Roughly a year and a half ago, Valve announced that Bitcoin support was coming to Steam via a partnership with Bitpay. Yesterday, however, Valve suddenly revealed that Bitcoin support had ceased on Steam, effective immediately, citing high fees and volatility in the value as the main reasons. You can read the whole blog post below.
In related Bitcoin news, NiceHash, the crypto-mining marketplace, was hacked and the Bitcoin wallets of its customers were emptied.
As of today, Steam will no longer support Bitcoin as a payment method on our platform due to high fees and volatility in the value of Bitcoin.
In the past few months we've seen an increase in the volatility in the value of Bitcoin and a significant increase in the fees to process transactions on the Bitcoin network. For example, transaction fees that are charged to the customer by the Bitcoin network have skyrocketed this year, topping out at close to $20 a transaction last week (compared to roughly $0.20 when we initially enabled Bitcoin). Unfortunately, Valve has no control over the amount of the fee. These fees result in unreasonably high costs for purchasing games when paying with Bitcoin. The high transaction fees cause even greater problems when the value of Bitcoin itself drops dramatically.

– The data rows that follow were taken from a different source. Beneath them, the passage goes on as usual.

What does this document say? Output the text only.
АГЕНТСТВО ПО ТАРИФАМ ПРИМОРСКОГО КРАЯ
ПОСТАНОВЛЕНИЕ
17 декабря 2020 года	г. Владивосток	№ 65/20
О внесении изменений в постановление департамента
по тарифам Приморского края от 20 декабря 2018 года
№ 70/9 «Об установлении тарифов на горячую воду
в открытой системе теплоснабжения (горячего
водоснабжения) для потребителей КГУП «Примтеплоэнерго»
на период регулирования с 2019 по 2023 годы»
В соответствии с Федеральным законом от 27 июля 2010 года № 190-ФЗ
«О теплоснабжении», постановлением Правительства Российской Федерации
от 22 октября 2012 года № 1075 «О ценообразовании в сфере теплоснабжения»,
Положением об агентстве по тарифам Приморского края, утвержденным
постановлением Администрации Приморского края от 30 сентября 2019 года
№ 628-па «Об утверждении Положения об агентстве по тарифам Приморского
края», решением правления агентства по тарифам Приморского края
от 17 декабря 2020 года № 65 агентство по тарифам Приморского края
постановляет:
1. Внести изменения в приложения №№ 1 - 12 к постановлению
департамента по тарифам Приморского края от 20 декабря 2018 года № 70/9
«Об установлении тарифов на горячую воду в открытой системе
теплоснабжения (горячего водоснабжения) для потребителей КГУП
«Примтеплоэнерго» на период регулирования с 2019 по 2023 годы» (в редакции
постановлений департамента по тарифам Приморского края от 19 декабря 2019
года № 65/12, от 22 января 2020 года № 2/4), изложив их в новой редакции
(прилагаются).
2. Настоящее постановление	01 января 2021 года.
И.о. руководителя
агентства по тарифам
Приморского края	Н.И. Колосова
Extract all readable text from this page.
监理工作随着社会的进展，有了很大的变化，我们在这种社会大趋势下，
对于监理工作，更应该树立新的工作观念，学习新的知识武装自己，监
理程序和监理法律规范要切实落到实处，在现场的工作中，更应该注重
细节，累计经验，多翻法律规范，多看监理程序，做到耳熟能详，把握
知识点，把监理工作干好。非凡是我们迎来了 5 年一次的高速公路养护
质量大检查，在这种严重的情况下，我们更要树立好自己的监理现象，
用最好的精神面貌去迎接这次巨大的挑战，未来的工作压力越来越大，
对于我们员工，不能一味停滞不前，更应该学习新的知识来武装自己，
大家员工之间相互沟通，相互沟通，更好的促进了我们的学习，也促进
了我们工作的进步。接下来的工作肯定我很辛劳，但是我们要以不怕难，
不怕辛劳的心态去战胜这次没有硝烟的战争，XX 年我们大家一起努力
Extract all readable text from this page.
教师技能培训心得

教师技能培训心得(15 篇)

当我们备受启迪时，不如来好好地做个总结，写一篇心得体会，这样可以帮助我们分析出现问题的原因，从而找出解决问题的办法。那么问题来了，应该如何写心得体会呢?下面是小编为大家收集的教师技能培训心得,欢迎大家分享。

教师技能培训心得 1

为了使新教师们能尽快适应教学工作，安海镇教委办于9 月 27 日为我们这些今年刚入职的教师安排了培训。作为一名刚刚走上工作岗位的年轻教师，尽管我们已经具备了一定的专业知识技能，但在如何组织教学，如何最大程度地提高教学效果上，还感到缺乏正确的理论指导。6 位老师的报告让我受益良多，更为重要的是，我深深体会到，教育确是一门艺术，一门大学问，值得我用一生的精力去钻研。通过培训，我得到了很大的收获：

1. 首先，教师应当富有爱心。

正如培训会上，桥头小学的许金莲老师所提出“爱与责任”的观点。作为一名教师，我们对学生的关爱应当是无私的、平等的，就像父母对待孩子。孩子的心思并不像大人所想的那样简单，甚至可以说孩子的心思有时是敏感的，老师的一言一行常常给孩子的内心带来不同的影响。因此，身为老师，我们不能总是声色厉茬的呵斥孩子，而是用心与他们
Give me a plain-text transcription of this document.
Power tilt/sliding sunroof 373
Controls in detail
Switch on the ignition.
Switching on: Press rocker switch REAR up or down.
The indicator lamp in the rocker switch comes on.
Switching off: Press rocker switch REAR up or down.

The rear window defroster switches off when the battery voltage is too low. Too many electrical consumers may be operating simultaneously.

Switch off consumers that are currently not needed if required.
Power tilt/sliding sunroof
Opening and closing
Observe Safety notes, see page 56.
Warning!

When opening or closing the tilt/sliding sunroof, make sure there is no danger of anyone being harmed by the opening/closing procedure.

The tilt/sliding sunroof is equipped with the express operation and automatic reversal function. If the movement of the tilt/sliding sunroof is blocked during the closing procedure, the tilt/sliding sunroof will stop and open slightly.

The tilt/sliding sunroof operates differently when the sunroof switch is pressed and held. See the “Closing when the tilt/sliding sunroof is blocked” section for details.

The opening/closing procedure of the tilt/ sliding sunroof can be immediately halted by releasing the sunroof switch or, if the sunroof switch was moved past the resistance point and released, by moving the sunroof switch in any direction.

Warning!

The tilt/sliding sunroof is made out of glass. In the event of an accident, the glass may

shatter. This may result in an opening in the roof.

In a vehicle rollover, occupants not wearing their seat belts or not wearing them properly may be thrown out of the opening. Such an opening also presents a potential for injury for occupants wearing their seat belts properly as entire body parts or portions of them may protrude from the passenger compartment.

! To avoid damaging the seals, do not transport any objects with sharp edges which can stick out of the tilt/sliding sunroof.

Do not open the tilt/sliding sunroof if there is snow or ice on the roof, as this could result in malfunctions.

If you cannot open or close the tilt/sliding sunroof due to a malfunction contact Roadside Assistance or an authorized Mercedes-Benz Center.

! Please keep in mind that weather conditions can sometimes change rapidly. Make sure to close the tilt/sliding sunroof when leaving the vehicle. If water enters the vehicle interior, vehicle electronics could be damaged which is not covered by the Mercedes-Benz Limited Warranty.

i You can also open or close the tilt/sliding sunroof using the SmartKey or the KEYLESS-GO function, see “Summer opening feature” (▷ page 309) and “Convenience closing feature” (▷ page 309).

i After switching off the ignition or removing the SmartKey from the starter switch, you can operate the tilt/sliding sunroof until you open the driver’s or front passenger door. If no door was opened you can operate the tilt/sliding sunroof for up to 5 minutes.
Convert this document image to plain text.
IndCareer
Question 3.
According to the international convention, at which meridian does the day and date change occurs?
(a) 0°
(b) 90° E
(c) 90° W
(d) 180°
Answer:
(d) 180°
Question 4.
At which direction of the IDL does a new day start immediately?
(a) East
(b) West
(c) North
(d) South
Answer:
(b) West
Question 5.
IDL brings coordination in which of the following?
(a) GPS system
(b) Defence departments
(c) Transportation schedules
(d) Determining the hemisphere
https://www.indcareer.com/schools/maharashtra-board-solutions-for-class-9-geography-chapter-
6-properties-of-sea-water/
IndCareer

Historically, the value of Bitcoin has been volatile, but the degree of volatility has become extreme in the last few months, losing as much as 25% in value over a period of days. This creates a problem for customers trying to purchase games with Bitcoin. When checking out on Steam, a customer will transfer x amount of Bitcoin for the cost of the game, plus y amount of Bitcoin to cover the transaction fee charged by the Bitcoin network. The value of Bitcoin is only guaranteed for a certain period of time so if the transaction doesn’t complete within that window of time, then the amount of Bitcoin needed to cover the transaction can change. The amount it can change has been increasing recently to a point where it can be significantly different.
The normal resolution for this is to either refund the original payment to the user, or ask the user to transfer additional funds to cover the remaining balance. In both these cases, the user is hit with the Bitcoin network transaction fee again. This year, we’ve seen increasing number of customers get into this state. With the transaction fee being so high right now, it is not feasible to refund or ask the customer to transfer the missing balance (which itself runs the risk of underpayment again, depending on how much the value of Bitcoin changes while the Bitcoin network processes the additional transfer).
At this point, it has become untenable to support Bitcoin as a payment option. We may re-evaluate whether Bitcoin makes sense for us and for the Steam community at a later date.
We will continue working to resolve any pending issues for customers who are impacted by existing underpayments or transaction fees.